I have always thought fascinating the words of Paul among the Greeks, that in every way “they were very religious”.  Human beings naturally are religious, it is just that they are perverse and so is the worship they offer.  Christmas was always the time when we as preachers could get on the high horse and pound the ground of the sin of materialism as the Savior of the World lay in a manger.  It was an easy target.  We could go after the low fruit of the glitz, glammer, and indulgence; attendance at Christmas Eve and not during the rest of year; lack of stewardship in the midst of plenty, and so on.

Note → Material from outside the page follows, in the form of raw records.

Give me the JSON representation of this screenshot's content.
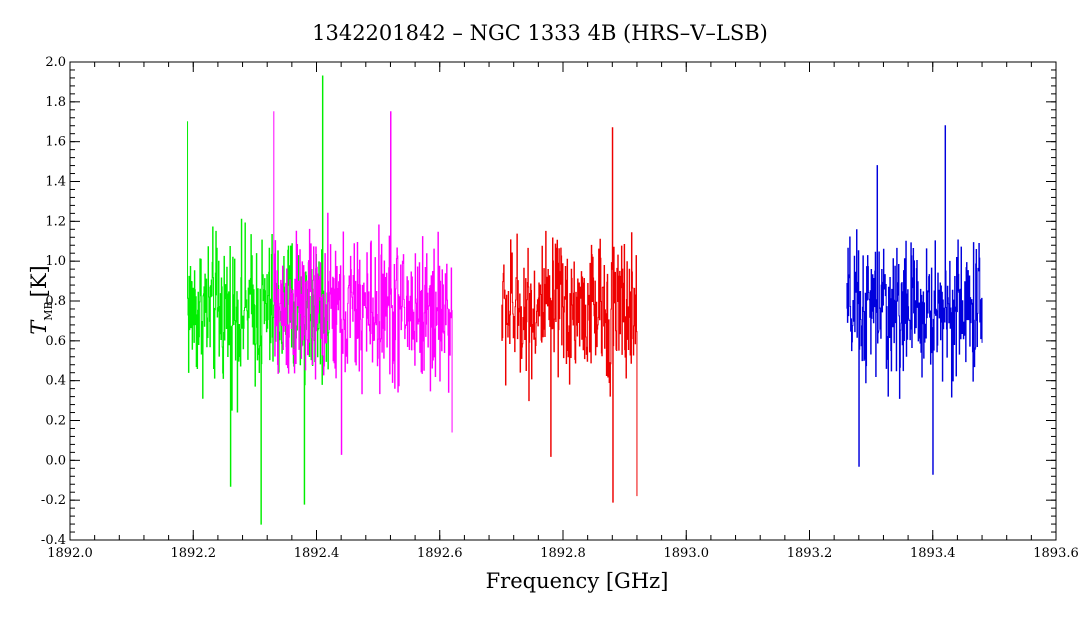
{
  "chart_data": {
    "type": "line",
    "title": "1342201842 – NGC 1333 4B (HRS–V–LSB)",
    "xlabel": "Frequency [GHz]",
    "ylabel": "T",
    "ylabel_sub": "MB",
    "ylabel_unit": "[K]",
    "xlim": [
      1892.0,
      1893.6
    ],
    "ylim": [
      -0.4,
      2.0
    ],
    "x_ticks": [
      "1892.0",
      "1892.2",
      "1892.4",
      "1892.6",
      "1892.8",
      "1893.0",
      "1893.2",
      "1893.4",
      "1893.6"
    ],
    "y_ticks": [
      "2.0",
      "1.8",
      "1.6",
      "1.4",
      "1.2",
      "1.0",
      "0.8",
      "0.6",
      "0.4",
      "0.2",
      "0.0",
      "-0.2",
      "-0.4"
    ],
    "grid": false,
    "series": [
      {
        "color": "#00ee00",
        "x_range": [
          1892.19,
          1892.42
        ],
        "baseline": 0.75,
        "amplitude": 0.45,
        "peaks": [
          [
            1892.19,
            1.7
          ],
          [
            1892.26,
            -0.13
          ],
          [
            1892.31,
            -0.32
          ],
          [
            1892.41,
            1.93
          ],
          [
            1892.38,
            -0.22
          ]
        ]
      },
      {
        "color": "#ff00ff",
        "x_range": [
          1892.33,
          1892.62
        ],
        "baseline": 0.75,
        "amplitude": 0.45,
        "peaks": [
          [
            1892.33,
            1.75
          ],
          [
            1892.52,
            1.75
          ],
          [
            1892.44,
            0.03
          ],
          [
            1892.62,
            0.14
          ]
        ]
      },
      {
        "color": "#ee0000",
        "x_range": [
          1892.7,
          1892.92
        ],
        "baseline": 0.75,
        "amplitude": 0.42,
        "peaks": [
          [
            1892.88,
            1.67
          ],
          [
            1892.88,
            -0.21
          ],
          [
            1892.92,
            -0.18
          ],
          [
            1892.78,
            0.02
          ]
        ]
      },
      {
        "color": "#0000dd",
        "x_range": [
          1893.26,
          1893.48
        ],
        "baseline": 0.75,
        "amplitude": 0.42,
        "peaks": [
          [
            1893.42,
            1.68
          ],
          [
            1893.4,
            -0.07
          ],
          [
            1893.28,
            -0.03
          ],
          [
            1893.31,
            1.48
          ]
        ]
      }
    ]
  }
}
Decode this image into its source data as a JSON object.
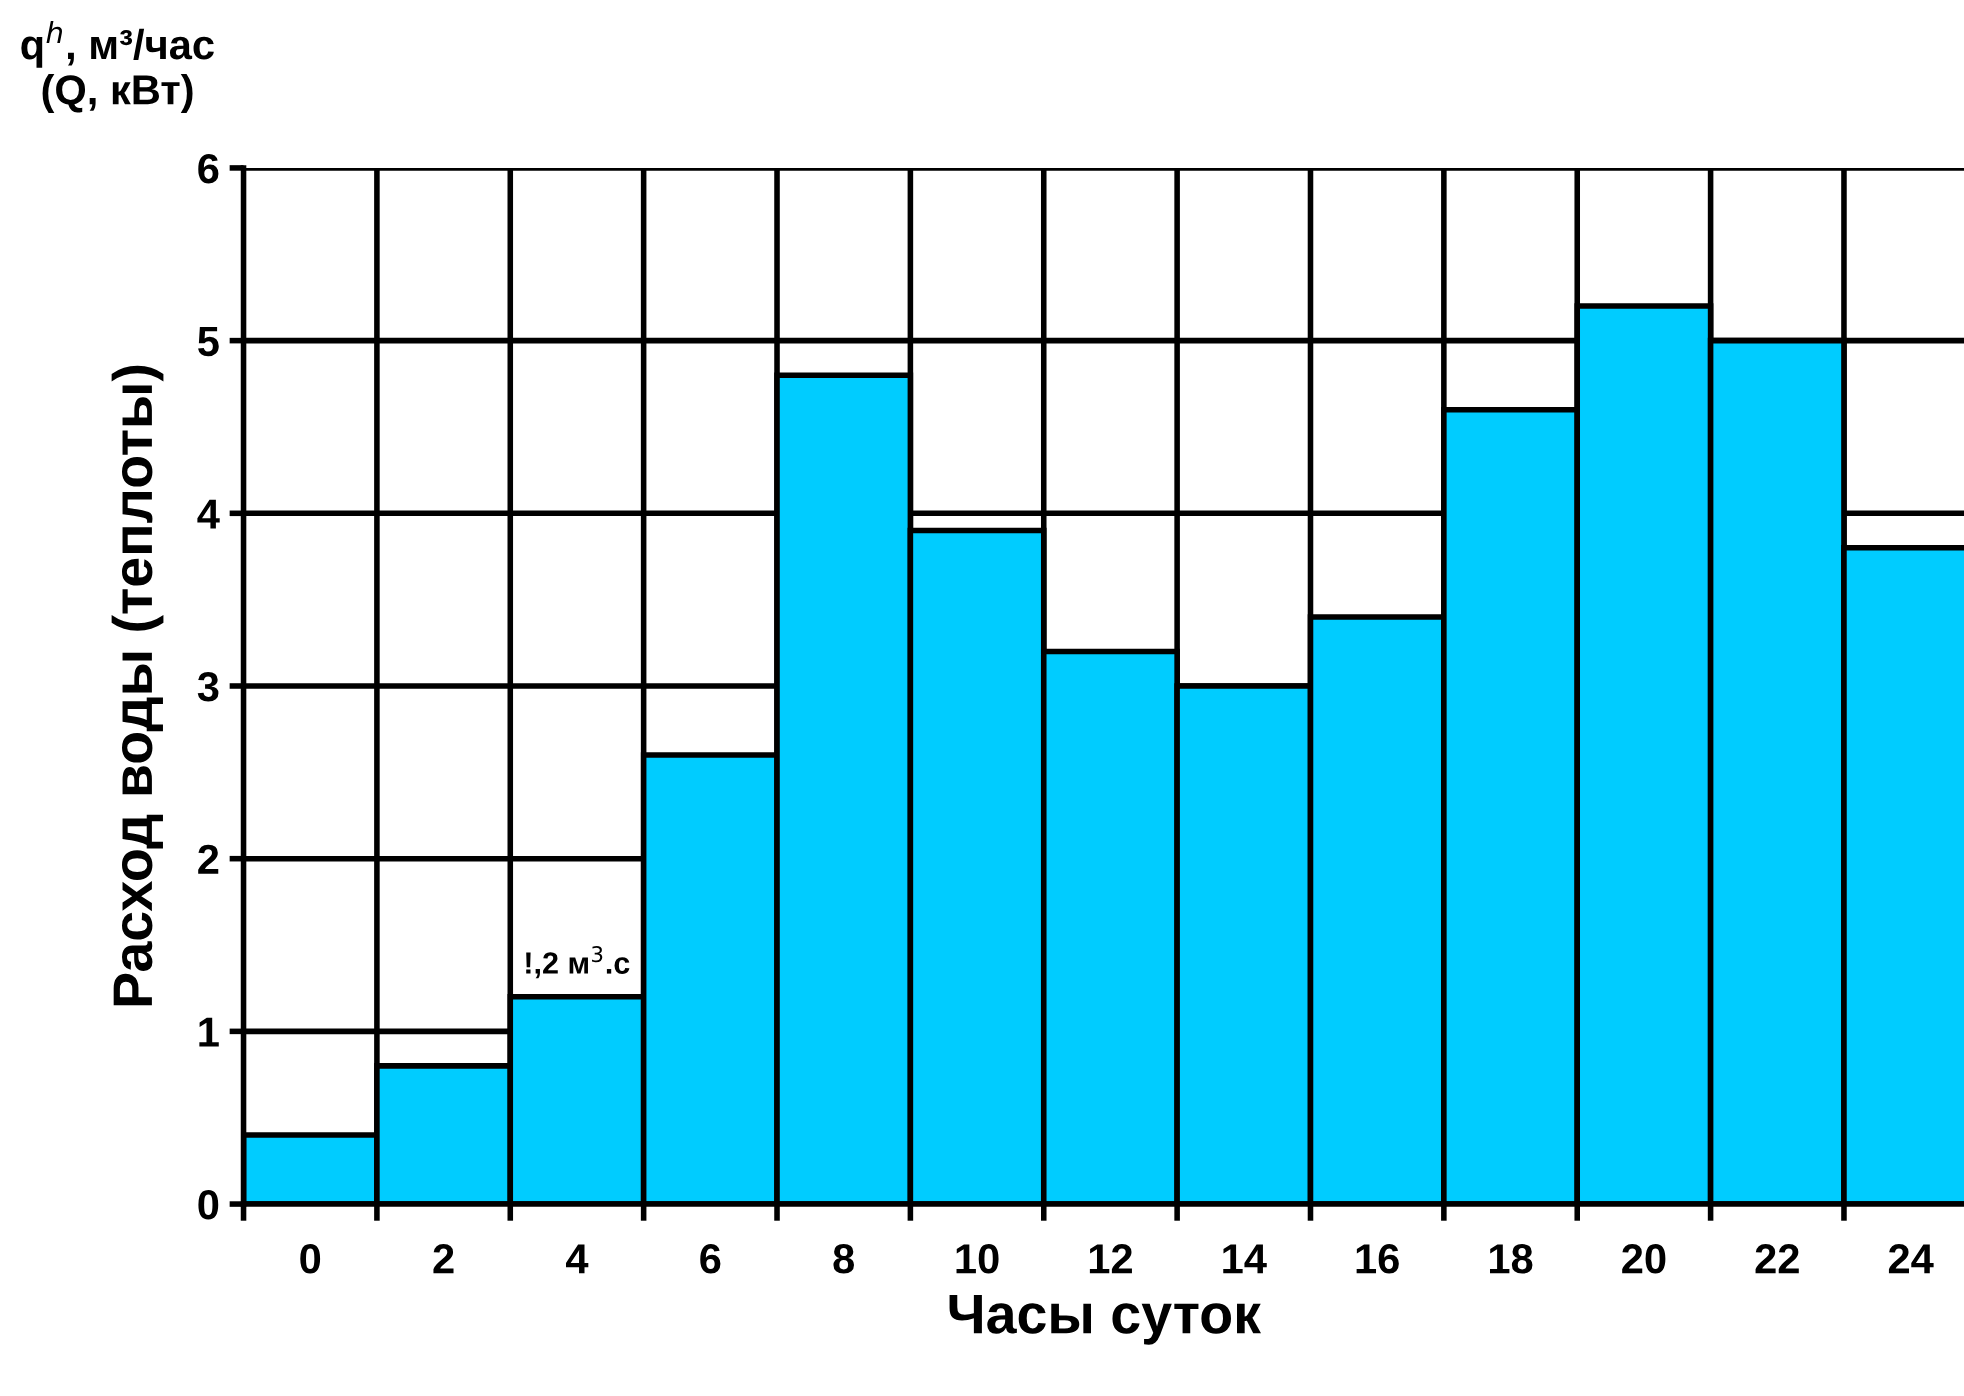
{
  "chart_data": {
    "type": "bar",
    "title": "q$^{h}$, м³/час\n(Q, кВт)",
    "xlabel": "Часы суток",
    "ylabel": "Расход воды (теплоты)",
    "categories": [
      "0",
      "2",
      "4",
      "6",
      "8",
      "10",
      "12",
      "14",
      "16",
      "18",
      "20",
      "22",
      "24"
    ],
    "values": [
      0.4,
      0.8,
      1.2,
      2.6,
      4.8,
      3.9,
      3.2,
      3.0,
      3.4,
      4.6,
      5.2,
      5.0,
      3.8
    ],
    "color": "#00ccff",
    "ylim": [
      0,
      6
    ],
    "yticks": [
      0,
      1,
      2,
      3,
      4,
      5,
      6
    ],
    "grid": true,
    "annotations": [
      {
        "text": "!,2 м$^{3}$.с",
        "x": "4",
        "y": 1.2
      }
    ]
  }
}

I’m spending time with T.S. Eliot the poet who converted to Christianity in 1927.  His poem “The Rock” posits a much more dire malady on which we preachers are starting getting a handle.  From a multitude of Gods to no God at all is daunting.  Here is Eliot –

 

But it seems that something has happened that has never happened before: though we know not just when or why, or how, or where.

Men have left God not for other gods, they say, but for no god; and this has never happened before.

That men both deny gods and worship gods, professing first Reason, and then Money, and Power and what they call Life, or Race, or Dialectic.

The church disowned, the tower over-thrown, the bells upturned, what have we to do But stand with empty hands and palms turned upwards In an age which advances progessively backwards?